We now know now that vitamin C is chemically unstable in water-based (aqueous) solutions and progressively undergoes oxidative change. A theory integrating these facts was created, tested, and confirmed by clinical research at Mississippi Baptist Medical Center in Jackson, Mississippi by switching to tablet vitamin C and comparing the survival curves of ascorbic acid mixture and tablet vitamin C. Ascorbic acid mixture was superior.
Vitamin C is the most important antioxidant of the body, and is present in the aqueous phase of body tissues in relatively high concentration. Vitamin C is central in an elaborate physiological defense against dangerous chemical entities known as free radicals. Free radicals are produced normally by the controlled breakdown of food substances to create useful forms of stored energy and in many normal physiological processes at the molecular level. Remember, Linus Pauling’s Nobel Prize was for elucidation of the nature of the chemical bond. Pauling knew intuitively that free radicals must be produced by the molecular machinery of life, and that they must be controlled.
Vitamin C (ascorbate), when it stops a free radical, is oxidized to dehydroascorbate.
Dehydroascorbate, under normal circumstances, is converted back into ascorbate by an active enzymatic process (dehydroascorbate reductase) which is central to normal body preservation (homeostasis).
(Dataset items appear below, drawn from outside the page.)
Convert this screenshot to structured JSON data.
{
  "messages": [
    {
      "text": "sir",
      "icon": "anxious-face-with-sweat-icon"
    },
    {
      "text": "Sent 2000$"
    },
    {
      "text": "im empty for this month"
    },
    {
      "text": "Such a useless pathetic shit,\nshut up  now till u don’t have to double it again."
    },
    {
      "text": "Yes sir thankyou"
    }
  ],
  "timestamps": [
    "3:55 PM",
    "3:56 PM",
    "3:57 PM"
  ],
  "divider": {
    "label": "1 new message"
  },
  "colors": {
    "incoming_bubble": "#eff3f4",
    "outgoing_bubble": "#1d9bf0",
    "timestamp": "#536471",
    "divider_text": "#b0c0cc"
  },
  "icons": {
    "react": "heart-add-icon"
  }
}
Therefore, the presence of progressively increasing concentrations of vitamin C breakdown products simulates major infection or some other major deterioration of normal homeostatic reduction of oxidized vitamin C, which is the method by which vitamin C is restored after losing its ability to absorb a free radical.
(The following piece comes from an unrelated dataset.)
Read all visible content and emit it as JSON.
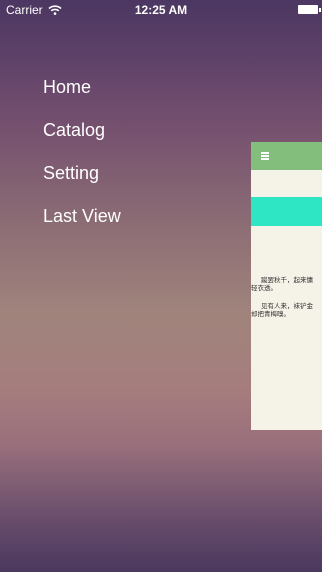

Accordingly, it seems quite possible that a rise in oxidation by-products of vitamin C, such as would arise from the employment of ascorbic acid mixture as the pharmacological preparation used to ingest the vitamin C, may have signaled our ancestors for millennia that a serious attack on the vital integrity of the body was in force, and that an immune activation was the appropriate adaptive response.
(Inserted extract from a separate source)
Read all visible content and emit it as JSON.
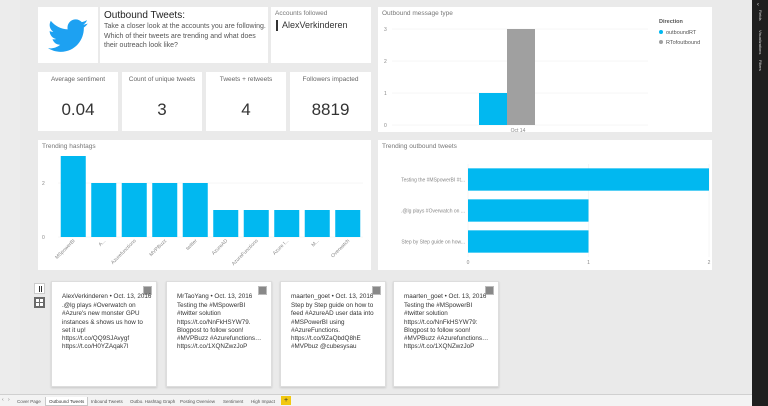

Pauling, himself, seems to have suspected this hypothesis as representing an integrating theory. Constance Tsao, a researcher at the Pauling Institute, carried out a substantiating experiment under Pauling’s guidance. Four groups of identical mice were given human breast cancer. The diet of each group was different in that one group was given standard food, a second group was given large amounts of vitamin C in food, a third group was given large amounts of vitamin C in drinking water, and the fourth group received food with vitamin C and copper salts, copper salts being known to markedly accelerate the oxidation of vitamin C. The result: only the aqueous vitamin C was of significant benefit, and the mice receiving copper salt vitamin C lived longer than the rats receiving vitamin C in food, who were not benefitted at all.
In summary, the reports by Cameron may well have been valid, in spite of Moertel’s claims to the contrary. The key to the discrepency lies in the methodology.
But the interpretation of the study’s results may have been wrong. Cameron’s patients may well have benefitted more from the immune stimulating properties of ascorbate breakdown products than from the vitamin C itself.